A Assembleia Legislativa de São Paulo (Alesp) aprovou nessa quarta-feira (28), em regime de urgência, o Projeto de Lei (PL) que cria o Programa Estadual de Regularização de Terras. Foram 48 votos a favor, 15 contrários e 2 abstenções. Ao fim da votação, a deputada Marcia Lia, líder do Partido dos Trabalhadores na Casa, afirmou que a oposição entrará na Justiça contra o projeto.
"Estamos muito chateados com a aprovação desse projeto, mas a correlação de forças na Alesp é muito desigual, tanto que apenas 15 deputados votaram contra o texto", disse a deputada. "Mas não temos dúvida de que esse PL é inconstitucional, por isso vamos entrar na Justiça contra essa aprovação", afirmou.

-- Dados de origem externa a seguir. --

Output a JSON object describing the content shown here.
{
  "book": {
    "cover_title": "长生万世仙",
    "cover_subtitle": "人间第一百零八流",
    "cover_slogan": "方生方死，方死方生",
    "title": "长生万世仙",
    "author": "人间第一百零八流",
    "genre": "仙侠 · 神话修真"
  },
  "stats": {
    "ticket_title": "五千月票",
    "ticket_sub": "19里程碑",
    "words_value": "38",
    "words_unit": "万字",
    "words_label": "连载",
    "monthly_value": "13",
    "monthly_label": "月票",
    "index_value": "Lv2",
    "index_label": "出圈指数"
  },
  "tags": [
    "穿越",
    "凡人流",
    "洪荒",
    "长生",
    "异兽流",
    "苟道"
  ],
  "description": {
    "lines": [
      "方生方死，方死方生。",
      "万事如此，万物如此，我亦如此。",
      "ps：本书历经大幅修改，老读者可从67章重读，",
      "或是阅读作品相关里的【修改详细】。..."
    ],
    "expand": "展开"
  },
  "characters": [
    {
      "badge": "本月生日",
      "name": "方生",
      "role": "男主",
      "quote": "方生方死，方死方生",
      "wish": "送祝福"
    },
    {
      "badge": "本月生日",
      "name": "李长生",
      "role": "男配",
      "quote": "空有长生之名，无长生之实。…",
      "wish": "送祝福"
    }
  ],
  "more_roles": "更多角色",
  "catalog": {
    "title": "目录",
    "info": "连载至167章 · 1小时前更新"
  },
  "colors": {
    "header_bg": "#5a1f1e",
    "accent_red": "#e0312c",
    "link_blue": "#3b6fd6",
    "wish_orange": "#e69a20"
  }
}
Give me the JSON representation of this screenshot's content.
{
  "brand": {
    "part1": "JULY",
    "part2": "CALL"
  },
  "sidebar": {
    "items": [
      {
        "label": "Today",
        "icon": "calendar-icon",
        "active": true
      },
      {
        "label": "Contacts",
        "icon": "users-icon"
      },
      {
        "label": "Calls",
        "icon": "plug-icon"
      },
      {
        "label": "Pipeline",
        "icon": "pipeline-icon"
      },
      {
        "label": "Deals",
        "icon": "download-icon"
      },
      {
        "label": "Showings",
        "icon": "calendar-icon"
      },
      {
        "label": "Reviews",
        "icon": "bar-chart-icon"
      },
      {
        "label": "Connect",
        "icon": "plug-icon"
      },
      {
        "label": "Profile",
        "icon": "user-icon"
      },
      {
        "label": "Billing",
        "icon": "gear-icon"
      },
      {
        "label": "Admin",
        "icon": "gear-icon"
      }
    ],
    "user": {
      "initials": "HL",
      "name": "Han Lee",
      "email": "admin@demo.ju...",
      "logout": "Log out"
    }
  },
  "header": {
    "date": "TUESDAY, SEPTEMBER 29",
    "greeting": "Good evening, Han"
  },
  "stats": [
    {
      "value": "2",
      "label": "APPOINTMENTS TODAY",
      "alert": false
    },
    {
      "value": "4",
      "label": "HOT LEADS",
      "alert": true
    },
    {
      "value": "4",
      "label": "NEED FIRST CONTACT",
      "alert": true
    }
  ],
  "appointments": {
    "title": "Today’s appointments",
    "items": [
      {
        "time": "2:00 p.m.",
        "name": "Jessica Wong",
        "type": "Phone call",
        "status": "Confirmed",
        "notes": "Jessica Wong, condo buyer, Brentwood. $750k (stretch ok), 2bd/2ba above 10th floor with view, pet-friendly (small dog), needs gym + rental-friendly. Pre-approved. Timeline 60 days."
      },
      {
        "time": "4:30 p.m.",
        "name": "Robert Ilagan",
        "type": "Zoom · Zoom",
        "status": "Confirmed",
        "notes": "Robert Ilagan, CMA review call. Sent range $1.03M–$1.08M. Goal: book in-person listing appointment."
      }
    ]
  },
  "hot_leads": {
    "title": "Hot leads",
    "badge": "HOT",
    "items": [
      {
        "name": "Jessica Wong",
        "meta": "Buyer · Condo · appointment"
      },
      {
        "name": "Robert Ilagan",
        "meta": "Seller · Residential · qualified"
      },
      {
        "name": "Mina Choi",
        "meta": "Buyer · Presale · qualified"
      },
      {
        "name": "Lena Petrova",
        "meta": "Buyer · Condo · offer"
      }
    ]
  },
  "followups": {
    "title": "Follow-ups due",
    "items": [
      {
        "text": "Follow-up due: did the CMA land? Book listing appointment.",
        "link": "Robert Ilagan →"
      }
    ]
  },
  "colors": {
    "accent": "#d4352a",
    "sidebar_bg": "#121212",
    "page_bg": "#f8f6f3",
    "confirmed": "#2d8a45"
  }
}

Segundo fontes do PT ouvidas pelo Brasil de Fato, um dos motivos que embasam a judicialização do tema é que toda proposta que envolva dispor bem público deve ser de iniciativa do Executivo, condição não cumprida pelo PL 277/2022. Ele é de autoria de alguns deputados, entre eles, Vinicius Camarinha (PSDB), o líder do governo estadual na Alesp.
O outro motivo é que o assunto ja teria sido discutido e vetado pelos deputados. Em fevereiro, ele foi excluído do PL 410 mas retornou inserido dentro do PL 277. Pelas regras da Casa, uma matéria não pode ser rediscutida dentro de uma mesma legislatura.
O texto atual autoriza que o governo, por meio da Secretaria da Fazenda do Estado, faça a regularização fundiária de terras públicas, concedendo títulos em áreas acima de 15 módulos (medida em hectares definida por cada município).
"Aprovar esse projeto significa um retrocesso a avanços que foram feitos por Monteiro e Covas, que permitiram melhores condições aos pequenos agricultores. O que estão fazendo é entregar terras para o agronegócio, que já tem seus recursos, não precisa de ajuda", afirmou o deputado Paulo Fiorilo (PT).
Carlos Gianazzi (PSOL) também lamentou a aprovação. "É inacreditável que a Alesp, no apagar das luzes do segundo semestre, aprove um projeto requentado como esse. Já tentaram aprovar essa proposta no PL 410, que foi derrotado. Eles, não contentes, voltaram com o projeto, que foi aprovado à toque de caixa nas comissões", disse. "No momento que 33 milhões de brasileiros passam fome, o governador Rodrigo Garcia quer entregar terras ao agronegócio".
Para o Movimentos dos Trabalhadores Rurais Sem Terra (MST), a lei institui a legalização da grilagem de terras, já que prevê que até 1 milhão de hectares de terras públicas devolutas do estado de São Paulo possam ser repassadas para fazendeiros e empresas do agronegócio. A maioria delas está na região do Pontal do Paranapanema.
"É vergonhosa a decisão da casa de regularizar a grilagem de terras no estado de São Paulo, por isso vamos fazer uma grande batalha judicial, porque é uma lei inconstitucional", afirmou Delwek Matheus, dirigente estadual do MST em São Paulo. "A lei vai trazer um grande recuo para a reforma agrária, para a luta pela terra, vai afetar a produção de alimentos, a geração de trabalho e renda no campo, trazer mais problemas ambientais, todo o conjunto de problemas do agronegócio e da monocultura".
Sem reforma agrária
Até a aprovação desse projeto, a Lei Estadual 4.957 determinava que o governo paulista tinha o dever de incorporar essas áreas ao seu patrimônio público e destiná-las para assentamentos da reforma agrária.
A legislação anterior contrariava o pensamento do governador paulista, Rodrigo Garcia (antes DEM, hoje PSDB), que assumiu o cargo com a saída de João Doria (PSDB). Pré-candidato à reeleição, ele busca angariar apoio de setores como o agronegócio, que disputa com o pré-candidato Tarcísio de Freitas (Republicanos), apoiado por Jair Bolsonaro (PL).
Rodrigo Garcia esteve no Pontal do Paranapanema em maio e defendeu o PL 277, dizendo que por meio dele centenas de propriedades rurais serão regularizadas. “A reforma agrária não deu certo no Brasil”, afirmou: “E se depender de mim, acabou”.
Em um contexto em que cerca de 33 milhões de pessoas no Brasil estão passando fome, isso significará, alerta o movimento, "uma diminuição da produção de alimentos em detrimento do avanço da produção de commodities".